There was a tiny shift on Tuesday. Perhaps I should use the word minute, but I'll use tiny for now.
First, anecdotally. I saw one guy on television say he no longer thinks this is a bear market rally and that we should buy dips. OK, that's a change. Then another guy on television who has been pretty bearish and has repeatedly said, "Sell the rally," decided that now it is OK to buy some S&P 500 calls. I almost did a double take.
No, he's not really bullish, but I guess he no longer wants to fight the rally.
The put/call ratio slipped a smidgen, as well, with a reading at .85 it was the lowest reading since July 7. Now .85 is not exactly low, but it shows just a little more acceptance of the rally.
I wish I could say the same for the Investors Intelligence bulls. I really thought they'd be over 50% by now, but shockingly they are up one, to 45%. That's like one person changed her mind. The bears remain the same at 27%.
About the only movement we see on the Investors Intelligence bulls is the 10 week moving average of bulls has moved enough for you to see it, as they are now 35% up from 30%.
That was the big change in sentiment we saw on Tuesday. I grant you, with the major indexes sitting at their 200-day moving average lines and resistance, you can understand why folks are reluctant to get bullish here. Imagine if the market managed a pullback, though. Folks would feel better: At least they are not buying at the still declining 200 daily moving average. It would be like when you finally get all the air out of the zipper bag.
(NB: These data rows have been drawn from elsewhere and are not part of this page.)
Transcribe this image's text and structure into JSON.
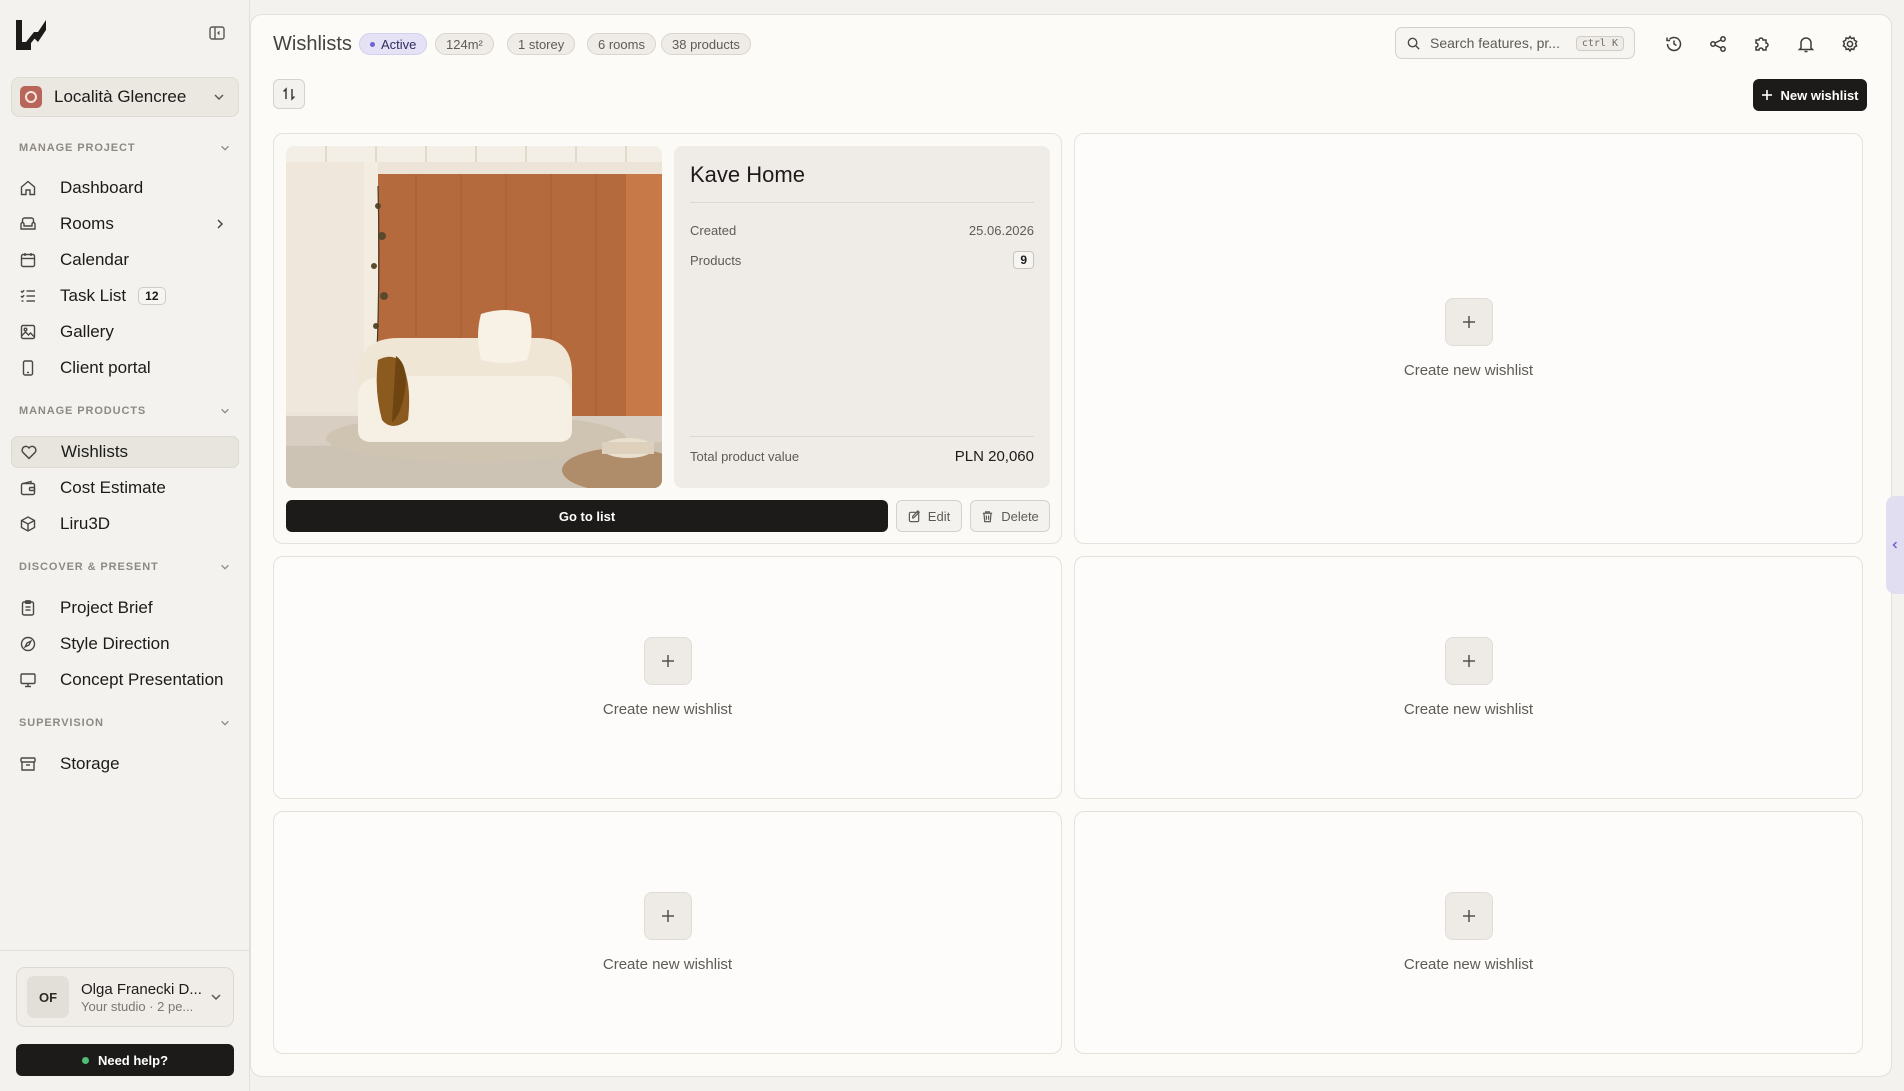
{
  "sidebar": {
    "project": "Località Glencree",
    "sections": [
      {
        "title": "MANAGE PROJECT"
      },
      {
        "title": "MANAGE PRODUCTS"
      },
      {
        "title": "DISCOVER & PRESENT"
      },
      {
        "title": "SUPERVISION"
      }
    ],
    "items": [
      {
        "label": "Dashboard",
        "icon": "home-icon"
      },
      {
        "label": "Rooms",
        "icon": "sofa-icon"
      },
      {
        "label": "Calendar",
        "icon": "calendar-icon"
      },
      {
        "label": "Task List",
        "icon": "list-check-icon",
        "badge": "12"
      },
      {
        "label": "Gallery",
        "icon": "image-icon"
      },
      {
        "label": "Client portal",
        "icon": "phone-icon"
      },
      {
        "label": "Wishlists",
        "icon": "heart-icon",
        "active": true
      },
      {
        "label": "Cost Estimate",
        "icon": "wallet-icon"
      },
      {
        "label": "Liru3D",
        "icon": "cube-icon"
      },
      {
        "label": "Project Brief",
        "icon": "clipboard-icon"
      },
      {
        "label": "Style Direction",
        "icon": "compass-icon"
      },
      {
        "label": "Concept Presentation",
        "icon": "presentation-icon"
      },
      {
        "label": "Storage",
        "icon": "archive-icon"
      }
    ],
    "user": {
      "initials": "OF",
      "name": "Olga Franecki D...",
      "subtitle": "Your studio · 2 pe..."
    },
    "help_label": "Need help?"
  },
  "header": {
    "title": "Wishlists",
    "chips": [
      "Active",
      "124m²",
      "1 storey",
      "6 rooms",
      "38 products"
    ],
    "search_placeholder": "Search features, pr...",
    "search_shortcut": "ctrl K",
    "new_button": "New wishlist"
  },
  "wishlist": {
    "name": "Kave Home",
    "created_label": "Created",
    "created_value": "25.06.2026",
    "products_label": "Products",
    "products_value": "9",
    "total_label": "Total product value",
    "total_value": "PLN 20,060",
    "goto_label": "Go to list",
    "edit_label": "Edit",
    "delete_label": "Delete"
  },
  "empty_slot_label": "Create new wishlist",
  "colors": {
    "accent": "#1c1b19",
    "active_chip": "#6c64d6",
    "help_dot": "#4fbf74"
  }
}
Maybe the Federal Open Market Committee minutes, when released on Wednesday, will do that, but so far the pullbacks for the last week have been intraday.
In the meantime, breadth lagged a bit, but was still positive on the day, which means the indicators continue to go up. The McClellan Summation Index came into this week needing at net differential of negative 3,900 advancers minus decliners on the New York Stock Exchange to halt the rise and today it requires a net negative of 2,600.
As that number contracts, it gets to the point where it will be easier for one harsh down day to halt the rise. But for now it hasn't done that.

I want to end by noting that if we use the SPDR S&P Bank ETF (KBE) and plot it relative to the S&P 500, would you be surprised to know that this relationship made its low in April?
The banks are at resistance now but the curious part to me is that when they go up relative to the S&P they often zoom upward (see September and late December/early January), but this time it has been rather sneaky in its outperformance. That has kept them under the radar.